TIFFIN — Almost as soon legislative changes allowed, everything but wages were shed from Clear Creek Amana Community School District teachers’ contracts.
The teachers’ union agreed to the changes, the Clear Creek Amana Education Association’s chief bargainer Marcia Charbon said, primarily because of its faith in the current school board and superintendent.
“I don’t have a lot of worries because I trust those people,” she said, noting little has changed for teachers’ working conditions since Iowa’s collective bargaining law went in effect.
“But the minute those people change, you don’t know what’s going to come.”

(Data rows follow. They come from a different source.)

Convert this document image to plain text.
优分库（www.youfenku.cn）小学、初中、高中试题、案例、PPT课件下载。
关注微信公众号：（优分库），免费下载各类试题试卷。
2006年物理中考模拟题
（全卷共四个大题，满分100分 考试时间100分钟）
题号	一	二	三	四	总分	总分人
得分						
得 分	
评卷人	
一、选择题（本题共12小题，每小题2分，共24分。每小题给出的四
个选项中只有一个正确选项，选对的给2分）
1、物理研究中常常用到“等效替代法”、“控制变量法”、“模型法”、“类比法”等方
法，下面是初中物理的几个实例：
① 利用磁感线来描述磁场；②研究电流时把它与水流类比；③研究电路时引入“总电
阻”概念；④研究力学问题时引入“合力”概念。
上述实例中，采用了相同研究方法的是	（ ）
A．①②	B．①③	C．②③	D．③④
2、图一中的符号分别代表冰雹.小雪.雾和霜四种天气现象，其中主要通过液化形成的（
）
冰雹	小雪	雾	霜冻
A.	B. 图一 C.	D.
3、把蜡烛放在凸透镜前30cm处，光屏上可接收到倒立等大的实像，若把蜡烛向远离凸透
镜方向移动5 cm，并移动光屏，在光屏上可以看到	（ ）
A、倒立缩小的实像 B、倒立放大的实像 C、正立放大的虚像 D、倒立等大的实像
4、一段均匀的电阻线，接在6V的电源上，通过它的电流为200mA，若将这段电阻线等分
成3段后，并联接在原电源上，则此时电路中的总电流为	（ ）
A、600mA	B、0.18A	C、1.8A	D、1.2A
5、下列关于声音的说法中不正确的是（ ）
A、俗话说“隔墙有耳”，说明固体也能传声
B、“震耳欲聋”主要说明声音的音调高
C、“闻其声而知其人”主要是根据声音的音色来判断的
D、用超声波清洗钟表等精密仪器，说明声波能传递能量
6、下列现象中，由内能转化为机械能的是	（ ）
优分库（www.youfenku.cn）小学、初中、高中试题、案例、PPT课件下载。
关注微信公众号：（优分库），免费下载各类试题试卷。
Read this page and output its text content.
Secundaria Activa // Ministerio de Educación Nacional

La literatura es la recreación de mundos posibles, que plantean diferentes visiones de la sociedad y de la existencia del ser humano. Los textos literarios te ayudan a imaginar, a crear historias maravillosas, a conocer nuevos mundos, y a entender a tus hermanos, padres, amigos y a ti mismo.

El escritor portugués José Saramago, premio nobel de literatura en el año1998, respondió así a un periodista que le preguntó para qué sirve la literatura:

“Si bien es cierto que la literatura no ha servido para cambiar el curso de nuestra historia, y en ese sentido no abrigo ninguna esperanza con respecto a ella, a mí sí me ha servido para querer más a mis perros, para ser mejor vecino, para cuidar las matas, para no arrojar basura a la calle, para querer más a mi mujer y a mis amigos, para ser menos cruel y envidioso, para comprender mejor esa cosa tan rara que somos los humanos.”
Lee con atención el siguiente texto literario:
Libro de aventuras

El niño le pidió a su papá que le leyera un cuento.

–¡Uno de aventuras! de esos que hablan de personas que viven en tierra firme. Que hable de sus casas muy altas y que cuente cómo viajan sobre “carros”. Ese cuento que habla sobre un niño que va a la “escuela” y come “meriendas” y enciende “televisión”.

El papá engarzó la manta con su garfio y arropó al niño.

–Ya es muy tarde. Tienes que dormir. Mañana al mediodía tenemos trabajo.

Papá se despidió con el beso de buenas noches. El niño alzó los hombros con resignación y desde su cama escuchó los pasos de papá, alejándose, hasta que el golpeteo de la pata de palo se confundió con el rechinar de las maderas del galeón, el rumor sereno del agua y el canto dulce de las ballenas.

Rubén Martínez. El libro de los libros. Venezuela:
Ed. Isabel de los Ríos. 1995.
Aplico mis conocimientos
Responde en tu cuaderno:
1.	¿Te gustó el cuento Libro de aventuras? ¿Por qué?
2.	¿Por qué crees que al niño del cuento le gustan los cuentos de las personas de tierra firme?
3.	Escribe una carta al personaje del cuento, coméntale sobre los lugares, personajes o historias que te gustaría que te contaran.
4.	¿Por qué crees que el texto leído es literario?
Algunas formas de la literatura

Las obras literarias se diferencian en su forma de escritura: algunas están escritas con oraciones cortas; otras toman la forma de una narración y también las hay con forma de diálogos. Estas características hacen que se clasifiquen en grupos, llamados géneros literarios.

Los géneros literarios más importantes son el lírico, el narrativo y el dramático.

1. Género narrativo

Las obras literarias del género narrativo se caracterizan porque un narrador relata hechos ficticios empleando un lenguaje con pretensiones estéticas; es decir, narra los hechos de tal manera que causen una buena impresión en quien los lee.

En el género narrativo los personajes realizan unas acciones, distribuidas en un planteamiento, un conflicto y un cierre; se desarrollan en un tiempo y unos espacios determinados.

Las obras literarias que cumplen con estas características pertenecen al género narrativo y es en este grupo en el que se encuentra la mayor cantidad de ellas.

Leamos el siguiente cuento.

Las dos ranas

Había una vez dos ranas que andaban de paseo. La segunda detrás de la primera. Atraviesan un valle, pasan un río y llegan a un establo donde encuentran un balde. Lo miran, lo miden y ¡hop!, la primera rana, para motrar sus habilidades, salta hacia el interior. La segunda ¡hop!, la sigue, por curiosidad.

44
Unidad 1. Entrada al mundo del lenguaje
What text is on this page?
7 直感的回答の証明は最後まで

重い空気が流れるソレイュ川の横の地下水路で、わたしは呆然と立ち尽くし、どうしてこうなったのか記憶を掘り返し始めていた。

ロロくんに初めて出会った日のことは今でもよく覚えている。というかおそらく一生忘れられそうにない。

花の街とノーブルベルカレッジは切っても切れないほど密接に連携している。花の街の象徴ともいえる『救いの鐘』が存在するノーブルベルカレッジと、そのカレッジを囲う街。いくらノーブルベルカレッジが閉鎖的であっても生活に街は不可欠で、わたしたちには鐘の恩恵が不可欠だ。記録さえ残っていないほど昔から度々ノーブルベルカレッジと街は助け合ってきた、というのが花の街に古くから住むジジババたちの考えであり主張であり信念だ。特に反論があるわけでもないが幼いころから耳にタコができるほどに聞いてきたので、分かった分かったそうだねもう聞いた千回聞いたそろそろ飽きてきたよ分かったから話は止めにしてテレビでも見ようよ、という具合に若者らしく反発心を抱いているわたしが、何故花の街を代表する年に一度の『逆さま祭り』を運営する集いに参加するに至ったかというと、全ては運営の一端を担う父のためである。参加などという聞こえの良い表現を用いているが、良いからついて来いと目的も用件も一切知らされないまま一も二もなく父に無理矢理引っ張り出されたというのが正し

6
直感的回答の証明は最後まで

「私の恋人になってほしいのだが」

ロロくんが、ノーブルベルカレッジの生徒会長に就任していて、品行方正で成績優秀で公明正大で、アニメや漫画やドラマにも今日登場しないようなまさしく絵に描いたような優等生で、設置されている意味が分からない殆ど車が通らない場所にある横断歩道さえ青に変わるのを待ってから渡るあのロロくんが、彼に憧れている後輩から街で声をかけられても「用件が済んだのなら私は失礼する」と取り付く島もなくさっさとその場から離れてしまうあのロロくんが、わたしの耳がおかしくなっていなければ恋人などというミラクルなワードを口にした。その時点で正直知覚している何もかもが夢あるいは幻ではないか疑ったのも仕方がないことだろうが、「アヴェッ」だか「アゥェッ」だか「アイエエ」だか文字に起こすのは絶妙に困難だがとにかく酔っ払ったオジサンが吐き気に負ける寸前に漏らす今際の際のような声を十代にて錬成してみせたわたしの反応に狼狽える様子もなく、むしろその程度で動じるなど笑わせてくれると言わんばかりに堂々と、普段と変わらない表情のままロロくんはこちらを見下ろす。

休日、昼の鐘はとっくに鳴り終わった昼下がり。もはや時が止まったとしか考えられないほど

As one of the school districts in Iowa experiencing booming population growth — Clear Creek Amana includes Tiffin, areas of Coralville and reaches into rural Johnson County — Charbon, a Tiffin Elementary teacher, said she expects teachers’ benefits to be protected by the district’s need to stay competitive to attract new staff.
“If push comes to shove,” though, she said the union has less power than it did before the law was changed nearly two years ago.
“We haven’t had to shove,” Charbon said.
Clear Creek Amana is the only one of seven public districts in the Corridor — Cedar Rapids, Clear Creek Amana, College Community, Iowa City, Linn-Mar, Marion Independent and Mount Vernon — to whittle its teacher’s contracts down to include only wages since legislative changes allowed districts to do so.
The legislation — passed in February 2017 and signed by Terry Branstad as one of his last acts as governor — scaled back public-sector workers’ rights to negotiate benefits, working conditions and wages.
For Clear Creek Amana, the new law came in the middle of contract negotiations. While Cedar Rapids Community School District and Iowa City Community School District hurried to reach agreementsbefore it took effect, Clear Creek Amana was one of the first districts in the state to settle under the new requirements.
“During that whole time of legislative changes, for everyone, there was a lot of uncertainty and fear around how that was going to go,” Clear Creek Amana Superintendent Tim Kuehl said. “I know there were here.”
The district and its teachers’ union agreed to remove most permissive items — such as policies about bereavement leave or how much time teachers have to eat lunch — and relegate them to a district handbook, which could be changed without union input.
They also agreed to allocate a certain percent of the district’s additional funding each year to salary increases.
“This last year, I would say the trust was restored when people had lived through a year, and we hadn’t changed a bunch of things or negatively impacted staff,” Kuehl said.
Four more districts in the metro area have settled master contracts since the changes became law, according to an Iowa Association of School Boards report published Thursday, though none nearby have removed as many permissive items as Clear Creek Amana.
Of those four districts — Cedar Rapids, College Community, Linn-Mar and Marion Independent — all have included several permissive items no longer required under Chapter 20.